Ran Wei/ AI智能体/模块4
EN
AI智能体系列 — Ran Wei

模块4: 第一次API调用

向OpenAI和Anthropic发起第一次API调用。

1

OpenAI — 第一次调用 (GPT-4o)

让我们从最基本的API调用开始。OpenAI Chat Completions API接收一个消息列表(每条消息包含角色和内容),并返回模型生成的响应。这是你将构建的每个智能体的基础。

最小示例

from openai import OpenAI

# Client automatically reads OPENAI_API_KEY from environment
client = OpenAI()

response = client.chat.completions.create(
    model="gpt-4o",
    messages=[
        {"role": "system", "content": "You are a helpful assistant."},
        {"role": "user", "content": "What is an AI agent?"}
    ]
)

# Extract the response text
print(response.choices[0].message.content)

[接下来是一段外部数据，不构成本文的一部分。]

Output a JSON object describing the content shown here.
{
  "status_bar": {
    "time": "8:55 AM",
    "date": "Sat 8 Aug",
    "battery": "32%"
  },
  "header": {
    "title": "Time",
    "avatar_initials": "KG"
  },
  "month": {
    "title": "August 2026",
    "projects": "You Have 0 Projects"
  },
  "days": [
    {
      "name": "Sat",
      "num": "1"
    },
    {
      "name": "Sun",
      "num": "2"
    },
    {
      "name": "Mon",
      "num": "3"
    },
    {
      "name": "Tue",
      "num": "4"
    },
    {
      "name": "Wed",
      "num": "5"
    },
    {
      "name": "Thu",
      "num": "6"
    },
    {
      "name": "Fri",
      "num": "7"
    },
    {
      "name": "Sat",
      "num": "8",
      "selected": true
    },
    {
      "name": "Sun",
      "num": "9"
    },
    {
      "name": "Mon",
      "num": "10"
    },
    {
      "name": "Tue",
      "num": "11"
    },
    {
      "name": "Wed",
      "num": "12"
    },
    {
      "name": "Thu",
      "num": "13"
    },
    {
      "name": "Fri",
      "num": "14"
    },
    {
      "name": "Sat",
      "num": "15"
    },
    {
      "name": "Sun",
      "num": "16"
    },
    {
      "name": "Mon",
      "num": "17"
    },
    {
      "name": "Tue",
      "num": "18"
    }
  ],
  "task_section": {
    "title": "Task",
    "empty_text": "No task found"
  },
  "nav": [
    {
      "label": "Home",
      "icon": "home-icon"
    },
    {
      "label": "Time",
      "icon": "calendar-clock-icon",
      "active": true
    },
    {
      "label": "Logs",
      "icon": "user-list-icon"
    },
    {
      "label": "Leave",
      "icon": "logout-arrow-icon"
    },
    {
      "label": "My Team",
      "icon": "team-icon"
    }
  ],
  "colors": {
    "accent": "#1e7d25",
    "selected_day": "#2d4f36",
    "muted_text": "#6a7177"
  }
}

messages 数组是核心概念。它代表一段对话历史,包含三种可能的角色:

角色用途使用时机
system设定智能体的身份、规则和行为一次,在messages数组的开头
user来自人类用户的消息每次用户输入(问题、指令、后续跟进)
assistant之前的模型响应(用于上下文)构建多轮对话时

理解响应对象

OpenAI的响应包含的不仅仅是文本。以下是如何检查它:

# Full response inspection
response = client.chat.completions.create(
    model="gpt-4o",
    messages=[
        {"role": "system", "content": "You are a helpful assistant."},
        {"role": "user", "content": "Explain AI agents in one sentence."}
    ]
)

# The response text
print(response.choices[0].message.content)

# Why the model stopped generating
print(response.choices[0].finish_reason)  # "stop", "length", or "tool_calls"

# Token usage (important for cost tracking!)
print(f"Prompt tokens:     {response.usage.prompt_tokens}")
print(f"Completion tokens: {response.usage.completion_tokens}")
print(f"Total tokens:      {response.usage.total_tokens}")

# Model used
print(f"Model: {response.model}")
注意

finish_reason 字段对智能体至关重要。值为 "stop" 表示模型自然结束。"length" 表示达到了token限制(你的响应被截断了!)。"tool_calls" 表示模型想要调用工具——这是模块6中介绍的智能体行为的基础。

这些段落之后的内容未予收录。